Energy transition in Poland | 2020 Edition
Electricity production from coal is decreasing, electricity imports are increasing; the importance of gas in the energy mix continues to grow, and renewable energy sources also play a more important role in the system. These are the key conclusions of the Forum's recent study "Energy transition in Poland". This is the third edition of the report, which presents key data on the state of the Polish energy sector and its changes.
Last year's electricity production in domestic power plants was the lowest in five years and amounted to 164 TWh. At the same time, energy imports almost doubled to 10.6 TWh. The capacity installed in renewable sources is growing, at the end of 2019 it was 9.5 GW. The production of energy from renewable sources exceeded 25 TWh - and although it was the highest in history, it is still insufficient for Poland to meet the EU's obligations regarding the share of renewable energy in the energy mix. It is also worth noting that the development of RES in the last two years was mainly due to investments in prosumer installations.

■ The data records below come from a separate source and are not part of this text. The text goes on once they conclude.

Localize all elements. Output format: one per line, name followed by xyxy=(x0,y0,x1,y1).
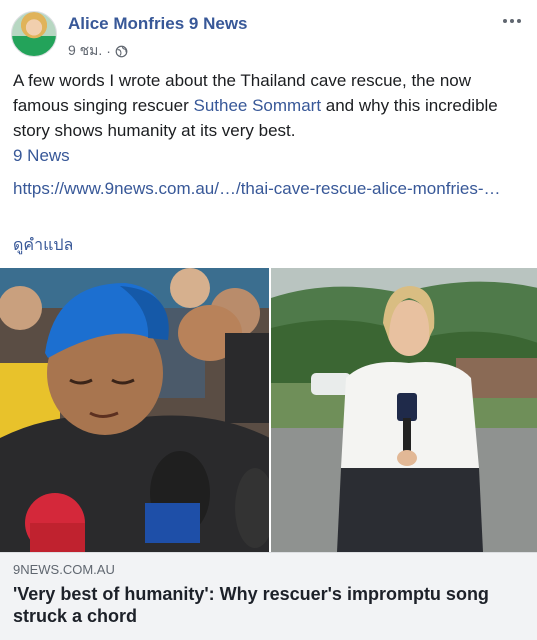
meta-separator: · xyxy=(106,43,111,59)
link-preview-image[interactable] xyxy=(0,268,537,552)
link-headline[interactable]: 'Very best of humanity': Why rescuer's i… xyxy=(13,583,523,627)
timestamp[interactable]: 9 ชม. xyxy=(68,40,102,62)
see-translation-link[interactable]: ดูคำแปล xyxy=(13,233,73,258)
rescuer-photo xyxy=(0,268,269,552)
reporter-photo xyxy=(271,268,537,552)
mention-link[interactable]: Suthee Sommart xyxy=(193,96,321,115)
avatar[interactable] xyxy=(11,11,57,57)
source-link[interactable]: 9 News xyxy=(13,143,70,168)
link-domain: 9NEWS.COM.AU xyxy=(13,562,115,577)
post-text: A few words I wrote about the Thailand c… xyxy=(13,68,527,143)
article-url-link[interactable]: https://www.9news.com.au/…/thai-cave-res… xyxy=(13,176,527,201)
more-options-icon[interactable] xyxy=(501,12,523,30)
link-preview-caption[interactable]: 9NEWS.COM.AU 'Very best of humanity': Wh… xyxy=(0,552,537,640)
globe-icon[interactable] xyxy=(115,45,128,58)
author-name[interactable]: Alice Monfries 9 News xyxy=(68,14,248,34)
post-header: Alice Monfries 9 News 9 ชม. · xyxy=(0,0,537,66)
post-meta: 9 ชม. · xyxy=(68,40,128,62)
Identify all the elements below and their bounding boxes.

- The changes in the energy sector are visible, but there are doubts whether they have been planned or are rather a surprise ¬- notes Dr Joanna Maćkowiak-Pandera, President of the Forum Energii. - Not so long ago, an increase in energy production in Poland was expected, and in the meantime we have seen a record decline. There are several reasons for this phenomenon, but the most important is the high costs of power generation in domestic power plants. If imports of energy did not continue, prices would be even higher and Poland would have problems with balancing demand. The most important question is what to do next. Polish power industry is on a verge," concludes Maćkowiak-Pandera.
Particular attention should be paid to the specific paradox of the domestic coal market. On the one hand, the share of coal in electricity production in 2019 was nearly 5 percentage points lower than the year before. The trend in decreasing hard coal exploitation in domestic mines, which has been visible for years, also continued last year, decreasing by 2 million tons. On the other, however, the demand for thermal coal remains high. A large part of it, almost 20% of domestic consumption, is supplemented with imported coal. 10 million tons comes from Russia and the remaining 3 million tons from Colombia, the USA or Kazakhstan.

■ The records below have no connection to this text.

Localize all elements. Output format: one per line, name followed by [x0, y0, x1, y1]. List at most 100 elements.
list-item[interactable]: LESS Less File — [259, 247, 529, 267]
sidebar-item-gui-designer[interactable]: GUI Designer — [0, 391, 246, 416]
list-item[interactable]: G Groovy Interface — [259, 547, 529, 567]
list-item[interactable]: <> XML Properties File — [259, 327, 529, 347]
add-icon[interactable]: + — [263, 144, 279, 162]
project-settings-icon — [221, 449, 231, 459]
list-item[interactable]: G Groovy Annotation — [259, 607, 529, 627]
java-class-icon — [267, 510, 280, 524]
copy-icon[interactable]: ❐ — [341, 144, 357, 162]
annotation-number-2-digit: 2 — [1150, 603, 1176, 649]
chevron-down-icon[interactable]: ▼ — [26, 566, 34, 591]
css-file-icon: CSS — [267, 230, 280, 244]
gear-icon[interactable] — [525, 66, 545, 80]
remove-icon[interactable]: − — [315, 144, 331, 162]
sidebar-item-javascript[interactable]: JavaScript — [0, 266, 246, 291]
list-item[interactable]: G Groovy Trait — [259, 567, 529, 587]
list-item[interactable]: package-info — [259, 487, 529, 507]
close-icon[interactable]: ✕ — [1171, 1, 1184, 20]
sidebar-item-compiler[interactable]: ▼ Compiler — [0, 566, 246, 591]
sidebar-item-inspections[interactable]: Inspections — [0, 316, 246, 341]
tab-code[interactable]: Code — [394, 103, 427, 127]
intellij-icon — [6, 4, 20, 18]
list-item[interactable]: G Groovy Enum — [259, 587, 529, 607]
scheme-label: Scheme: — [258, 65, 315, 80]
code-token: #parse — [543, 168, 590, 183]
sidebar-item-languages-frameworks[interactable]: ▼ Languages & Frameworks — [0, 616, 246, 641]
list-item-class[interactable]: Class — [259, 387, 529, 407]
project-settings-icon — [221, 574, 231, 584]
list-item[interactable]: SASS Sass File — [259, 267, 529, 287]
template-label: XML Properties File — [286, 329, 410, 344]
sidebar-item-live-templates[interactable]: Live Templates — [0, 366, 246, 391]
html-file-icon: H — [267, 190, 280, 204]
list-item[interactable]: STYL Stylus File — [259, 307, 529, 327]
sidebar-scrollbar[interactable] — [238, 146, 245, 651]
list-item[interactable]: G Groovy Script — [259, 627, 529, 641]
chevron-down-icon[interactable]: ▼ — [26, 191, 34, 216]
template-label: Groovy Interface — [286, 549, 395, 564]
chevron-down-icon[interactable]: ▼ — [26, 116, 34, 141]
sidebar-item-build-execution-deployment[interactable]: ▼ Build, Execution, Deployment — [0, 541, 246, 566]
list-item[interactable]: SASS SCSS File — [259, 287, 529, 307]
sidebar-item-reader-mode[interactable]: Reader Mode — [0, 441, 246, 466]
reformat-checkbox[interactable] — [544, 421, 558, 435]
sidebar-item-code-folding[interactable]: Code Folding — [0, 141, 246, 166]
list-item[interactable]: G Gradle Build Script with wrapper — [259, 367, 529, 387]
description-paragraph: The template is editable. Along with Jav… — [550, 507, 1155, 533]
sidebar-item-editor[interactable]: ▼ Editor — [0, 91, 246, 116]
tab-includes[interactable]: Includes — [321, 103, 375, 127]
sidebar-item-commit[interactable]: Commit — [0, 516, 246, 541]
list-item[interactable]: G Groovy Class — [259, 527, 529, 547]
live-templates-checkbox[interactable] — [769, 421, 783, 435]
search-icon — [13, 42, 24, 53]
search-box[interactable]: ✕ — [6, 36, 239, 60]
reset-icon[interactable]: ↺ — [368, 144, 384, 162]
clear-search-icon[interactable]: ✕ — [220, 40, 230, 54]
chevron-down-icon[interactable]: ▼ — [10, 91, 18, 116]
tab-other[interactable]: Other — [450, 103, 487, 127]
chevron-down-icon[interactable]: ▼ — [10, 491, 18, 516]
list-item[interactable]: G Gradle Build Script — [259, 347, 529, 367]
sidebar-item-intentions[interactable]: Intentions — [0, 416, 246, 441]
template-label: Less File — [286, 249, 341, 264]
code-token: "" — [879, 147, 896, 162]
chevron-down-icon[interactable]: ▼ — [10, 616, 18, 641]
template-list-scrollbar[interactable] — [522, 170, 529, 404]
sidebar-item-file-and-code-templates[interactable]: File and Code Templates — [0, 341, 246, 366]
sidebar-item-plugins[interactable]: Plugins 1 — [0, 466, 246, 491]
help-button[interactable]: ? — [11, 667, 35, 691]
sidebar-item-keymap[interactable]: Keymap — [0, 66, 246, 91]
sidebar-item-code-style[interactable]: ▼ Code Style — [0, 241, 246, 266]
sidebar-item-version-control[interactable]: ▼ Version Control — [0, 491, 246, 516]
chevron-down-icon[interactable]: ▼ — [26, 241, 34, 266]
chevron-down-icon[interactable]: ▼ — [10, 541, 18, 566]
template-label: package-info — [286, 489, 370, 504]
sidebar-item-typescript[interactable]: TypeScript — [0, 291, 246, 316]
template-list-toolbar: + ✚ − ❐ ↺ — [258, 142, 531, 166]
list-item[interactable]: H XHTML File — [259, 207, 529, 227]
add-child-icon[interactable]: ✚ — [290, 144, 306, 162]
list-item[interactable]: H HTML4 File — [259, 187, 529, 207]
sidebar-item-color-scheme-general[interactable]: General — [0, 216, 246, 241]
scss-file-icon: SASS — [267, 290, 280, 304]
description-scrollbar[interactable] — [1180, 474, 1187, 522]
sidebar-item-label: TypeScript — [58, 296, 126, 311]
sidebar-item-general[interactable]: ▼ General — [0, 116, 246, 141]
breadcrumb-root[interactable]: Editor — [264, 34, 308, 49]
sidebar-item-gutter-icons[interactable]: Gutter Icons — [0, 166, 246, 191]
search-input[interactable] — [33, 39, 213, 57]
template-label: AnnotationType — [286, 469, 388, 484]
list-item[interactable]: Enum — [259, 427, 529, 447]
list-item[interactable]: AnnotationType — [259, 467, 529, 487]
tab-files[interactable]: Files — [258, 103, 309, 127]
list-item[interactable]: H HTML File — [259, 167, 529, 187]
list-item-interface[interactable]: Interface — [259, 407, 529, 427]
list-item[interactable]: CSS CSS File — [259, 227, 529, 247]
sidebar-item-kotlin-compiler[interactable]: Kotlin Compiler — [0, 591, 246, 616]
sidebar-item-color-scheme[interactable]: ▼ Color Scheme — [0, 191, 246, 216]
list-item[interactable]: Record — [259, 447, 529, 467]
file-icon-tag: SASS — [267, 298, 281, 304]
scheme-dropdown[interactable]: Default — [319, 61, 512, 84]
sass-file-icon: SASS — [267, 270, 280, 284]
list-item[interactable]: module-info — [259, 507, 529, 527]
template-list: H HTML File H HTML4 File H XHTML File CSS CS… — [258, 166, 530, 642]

- So we have a situation where the Polish mining industry is not able to provide enough coal to meet demand. At the same time, some of the coal produced in Poland does not go to consumers anyway, but is stored on heaps, because domestic coal is more expensive and often of lower quality than imported coal - notes the President of Forum Energii.
The importance of gas in the Polish energy mix continues to grow. Its share in 2018 came close to 9%. Domestic production of this fuel is decreasing year by year, and the demand is mainly covered by imported gas. However, the progressive diversification of gas sources is clearly visible, mainly due to contracts for the purchase of liquefied gas. Imports from Russia are already less than half of the blue fuel supplies.
The big problem is stagnation in reducing greenhouse gas emissions. Emissions in Poland in 2018 remained at the level of 2017, exceeding 412 million tonnes of CO2 equivalent, and from power generation alone it was nearly 150 million tonnes.
Main conclusions from the report
- Electricity production is falling, with the biggest decrease being seen in production from lignite and hard coal. The share of coal in electricity production in 2019 was 73.6%, 4.8 percentage points less than in 2018.
- In 2019, the import of electricity to Poland almost doubled, amounting to 10.6 TWh.
- Last year, the largest amount of electricity from RES was produced - over 25 TWh. It is the highest in history. However, this result is still too low to meet EU obligations.
- The paradox of the domestic coal market: despite the constant high demand for this resource, its production in Polish mines is decreasing and at the same time its reserves on heaps are increasing.
- Diversification of gas supplies. Imports from Russia account for less than 50% of the blue fuel supplies to Poland.